Bauwirtschaft in der Krise: Fehlende Wohnungen und schwache Nachfrage
Wichtige Fakten
- • Laut Pestel-Institut fehlen in Deutschland 1,4 Millionen Wohnungen.
- • 2025 wurden nur 235.000 neue Wohnungen fertiggestellt, deutlich unter dem Ziel.
- • Die Preise für Eigentumswohnungen stiegen im ersten Quartal nur um 0,5 Prozent.
- • Der Iran-Krieg treibt Energiepreise und gefährdet die Baukonjunktur.
- • Das Sondervermögen von 500 Milliarden Euro ist noch nicht in Bauprojekten angekommen.

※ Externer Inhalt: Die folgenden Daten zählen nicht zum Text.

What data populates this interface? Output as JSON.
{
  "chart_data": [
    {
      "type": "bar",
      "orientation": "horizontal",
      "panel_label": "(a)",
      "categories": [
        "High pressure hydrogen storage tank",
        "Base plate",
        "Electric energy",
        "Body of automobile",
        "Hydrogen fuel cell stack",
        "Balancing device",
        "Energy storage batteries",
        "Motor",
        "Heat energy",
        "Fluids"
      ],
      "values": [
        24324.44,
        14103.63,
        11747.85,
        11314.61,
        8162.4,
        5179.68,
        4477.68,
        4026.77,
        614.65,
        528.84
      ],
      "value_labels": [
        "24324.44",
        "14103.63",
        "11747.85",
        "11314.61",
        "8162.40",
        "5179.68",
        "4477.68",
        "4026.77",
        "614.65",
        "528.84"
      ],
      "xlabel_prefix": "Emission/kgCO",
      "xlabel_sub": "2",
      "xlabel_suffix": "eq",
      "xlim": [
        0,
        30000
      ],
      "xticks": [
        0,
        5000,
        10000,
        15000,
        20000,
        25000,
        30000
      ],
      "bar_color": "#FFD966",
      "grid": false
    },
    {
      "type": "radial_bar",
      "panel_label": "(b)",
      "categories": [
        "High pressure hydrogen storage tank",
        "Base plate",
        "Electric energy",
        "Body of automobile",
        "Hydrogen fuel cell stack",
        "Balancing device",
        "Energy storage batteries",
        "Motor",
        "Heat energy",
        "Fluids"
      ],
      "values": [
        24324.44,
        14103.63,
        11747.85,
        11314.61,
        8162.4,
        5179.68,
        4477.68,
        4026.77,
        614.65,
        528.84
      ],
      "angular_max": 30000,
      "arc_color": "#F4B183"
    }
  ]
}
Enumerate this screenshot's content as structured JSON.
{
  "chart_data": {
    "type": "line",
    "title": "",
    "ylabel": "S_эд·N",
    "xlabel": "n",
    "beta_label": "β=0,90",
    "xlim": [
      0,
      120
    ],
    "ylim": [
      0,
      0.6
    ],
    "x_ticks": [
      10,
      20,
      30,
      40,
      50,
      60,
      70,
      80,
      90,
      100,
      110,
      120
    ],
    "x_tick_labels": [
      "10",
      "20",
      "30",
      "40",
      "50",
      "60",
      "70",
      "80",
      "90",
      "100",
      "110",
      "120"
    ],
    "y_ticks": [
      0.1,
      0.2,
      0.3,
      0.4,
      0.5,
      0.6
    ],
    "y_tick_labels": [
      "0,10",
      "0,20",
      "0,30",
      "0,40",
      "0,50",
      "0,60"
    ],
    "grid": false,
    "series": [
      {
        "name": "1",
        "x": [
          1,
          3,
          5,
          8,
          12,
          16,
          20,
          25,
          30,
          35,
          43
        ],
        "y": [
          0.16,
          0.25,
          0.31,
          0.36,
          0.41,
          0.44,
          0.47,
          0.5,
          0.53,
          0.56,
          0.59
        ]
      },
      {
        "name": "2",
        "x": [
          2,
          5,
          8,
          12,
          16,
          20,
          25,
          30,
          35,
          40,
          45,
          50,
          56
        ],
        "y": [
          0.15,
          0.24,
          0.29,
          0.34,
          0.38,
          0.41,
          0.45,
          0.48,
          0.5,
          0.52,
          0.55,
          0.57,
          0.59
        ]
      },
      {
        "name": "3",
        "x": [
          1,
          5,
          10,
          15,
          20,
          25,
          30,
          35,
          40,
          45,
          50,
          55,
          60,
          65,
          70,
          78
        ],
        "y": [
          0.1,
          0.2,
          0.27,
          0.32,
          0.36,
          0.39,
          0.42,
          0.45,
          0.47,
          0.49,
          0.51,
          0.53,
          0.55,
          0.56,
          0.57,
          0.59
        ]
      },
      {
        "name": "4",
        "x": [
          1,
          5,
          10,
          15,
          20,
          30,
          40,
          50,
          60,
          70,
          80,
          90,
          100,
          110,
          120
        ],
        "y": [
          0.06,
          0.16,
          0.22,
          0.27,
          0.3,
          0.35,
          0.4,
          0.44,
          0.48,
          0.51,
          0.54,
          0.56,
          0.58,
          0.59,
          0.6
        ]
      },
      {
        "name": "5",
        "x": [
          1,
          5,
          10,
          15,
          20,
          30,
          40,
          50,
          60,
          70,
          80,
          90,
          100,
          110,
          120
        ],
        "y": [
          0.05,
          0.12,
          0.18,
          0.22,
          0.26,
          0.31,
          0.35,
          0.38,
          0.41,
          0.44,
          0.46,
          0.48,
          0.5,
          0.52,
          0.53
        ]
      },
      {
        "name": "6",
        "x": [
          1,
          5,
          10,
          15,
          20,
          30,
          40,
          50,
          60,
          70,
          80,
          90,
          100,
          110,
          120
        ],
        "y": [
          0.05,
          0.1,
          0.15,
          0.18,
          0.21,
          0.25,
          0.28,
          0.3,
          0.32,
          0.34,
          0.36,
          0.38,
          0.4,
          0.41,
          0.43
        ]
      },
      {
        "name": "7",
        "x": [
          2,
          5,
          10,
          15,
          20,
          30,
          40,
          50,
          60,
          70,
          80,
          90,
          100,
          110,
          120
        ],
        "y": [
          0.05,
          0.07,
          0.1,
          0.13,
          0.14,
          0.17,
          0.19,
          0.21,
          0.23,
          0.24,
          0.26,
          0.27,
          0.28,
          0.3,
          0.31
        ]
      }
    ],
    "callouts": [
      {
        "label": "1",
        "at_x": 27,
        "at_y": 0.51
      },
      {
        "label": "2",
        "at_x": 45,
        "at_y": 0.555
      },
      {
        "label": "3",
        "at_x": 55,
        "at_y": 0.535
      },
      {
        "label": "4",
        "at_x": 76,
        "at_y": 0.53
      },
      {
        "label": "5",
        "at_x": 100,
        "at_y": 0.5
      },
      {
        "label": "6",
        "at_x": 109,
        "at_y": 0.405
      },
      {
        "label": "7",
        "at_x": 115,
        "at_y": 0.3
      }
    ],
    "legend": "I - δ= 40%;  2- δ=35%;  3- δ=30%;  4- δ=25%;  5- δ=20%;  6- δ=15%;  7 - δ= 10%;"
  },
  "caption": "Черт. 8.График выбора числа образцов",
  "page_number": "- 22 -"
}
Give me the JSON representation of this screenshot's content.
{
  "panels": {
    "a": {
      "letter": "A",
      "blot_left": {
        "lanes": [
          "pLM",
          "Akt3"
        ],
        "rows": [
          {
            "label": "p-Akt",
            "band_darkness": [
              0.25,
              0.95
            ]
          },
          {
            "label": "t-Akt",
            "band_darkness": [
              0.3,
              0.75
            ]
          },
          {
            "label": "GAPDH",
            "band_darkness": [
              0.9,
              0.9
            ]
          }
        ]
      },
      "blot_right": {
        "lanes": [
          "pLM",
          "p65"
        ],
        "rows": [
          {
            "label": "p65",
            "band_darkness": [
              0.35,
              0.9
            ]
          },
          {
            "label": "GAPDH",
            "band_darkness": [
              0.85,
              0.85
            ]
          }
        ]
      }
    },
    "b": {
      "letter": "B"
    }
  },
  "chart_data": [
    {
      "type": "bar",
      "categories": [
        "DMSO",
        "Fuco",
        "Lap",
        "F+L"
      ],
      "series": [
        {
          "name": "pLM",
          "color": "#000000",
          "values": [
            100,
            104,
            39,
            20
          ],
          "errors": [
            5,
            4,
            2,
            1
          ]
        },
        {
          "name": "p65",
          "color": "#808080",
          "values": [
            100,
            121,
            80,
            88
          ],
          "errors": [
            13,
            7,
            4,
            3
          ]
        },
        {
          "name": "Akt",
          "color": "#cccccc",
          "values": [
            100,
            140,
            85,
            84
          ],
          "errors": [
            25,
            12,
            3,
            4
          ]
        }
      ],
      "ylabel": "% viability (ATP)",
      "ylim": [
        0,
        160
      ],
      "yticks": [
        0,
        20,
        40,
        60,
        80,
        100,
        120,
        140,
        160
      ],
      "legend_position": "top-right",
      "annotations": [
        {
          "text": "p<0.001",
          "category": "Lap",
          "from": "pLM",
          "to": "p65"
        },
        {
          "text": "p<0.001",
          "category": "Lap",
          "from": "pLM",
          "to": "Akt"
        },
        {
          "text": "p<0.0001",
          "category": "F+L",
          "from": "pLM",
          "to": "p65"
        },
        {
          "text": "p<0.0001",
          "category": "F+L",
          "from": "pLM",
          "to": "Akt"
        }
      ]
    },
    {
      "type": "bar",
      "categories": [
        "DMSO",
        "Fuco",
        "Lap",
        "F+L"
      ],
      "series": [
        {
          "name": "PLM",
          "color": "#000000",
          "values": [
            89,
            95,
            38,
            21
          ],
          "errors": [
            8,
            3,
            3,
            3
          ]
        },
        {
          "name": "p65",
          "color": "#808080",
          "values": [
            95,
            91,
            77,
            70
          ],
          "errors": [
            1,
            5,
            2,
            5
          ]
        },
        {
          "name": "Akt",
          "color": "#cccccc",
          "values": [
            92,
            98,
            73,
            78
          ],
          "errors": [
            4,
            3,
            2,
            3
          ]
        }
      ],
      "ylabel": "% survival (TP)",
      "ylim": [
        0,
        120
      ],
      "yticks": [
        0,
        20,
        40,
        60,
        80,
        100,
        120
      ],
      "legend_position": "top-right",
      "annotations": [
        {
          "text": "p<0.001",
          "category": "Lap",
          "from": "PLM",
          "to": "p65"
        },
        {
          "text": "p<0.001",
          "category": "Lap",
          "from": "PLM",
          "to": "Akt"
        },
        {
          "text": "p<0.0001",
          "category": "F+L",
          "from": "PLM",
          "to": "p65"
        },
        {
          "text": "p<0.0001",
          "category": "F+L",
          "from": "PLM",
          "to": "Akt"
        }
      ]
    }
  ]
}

Bauwirtschaft in der Zwickmühle
Die deutsche Bauwirtschaft steckt trotz milliardenschwerer staatlicher Hilfsprogramme weiterhin in einer tiefen Krise. Dies wurde beim Tag der Bauindustrie in Berlin deutlich. Zwar stiegen die Baugenehmigungen im Januar und Februar 2026 um 16 Prozent, und auch im Gesamtjahr 2025 wurden erstmals wieder mehr Wohnungen genehmigt. Doch die Stimmung in der Branche bleibt schlecht, wie eine ifo-Umfrage im März zeigt. Grund sind neben gestiegenen Energiepreisen infolge des Iran-Krieges die Sorge vor weiter steigenden Zinsen und anhaltendem Materialmangel.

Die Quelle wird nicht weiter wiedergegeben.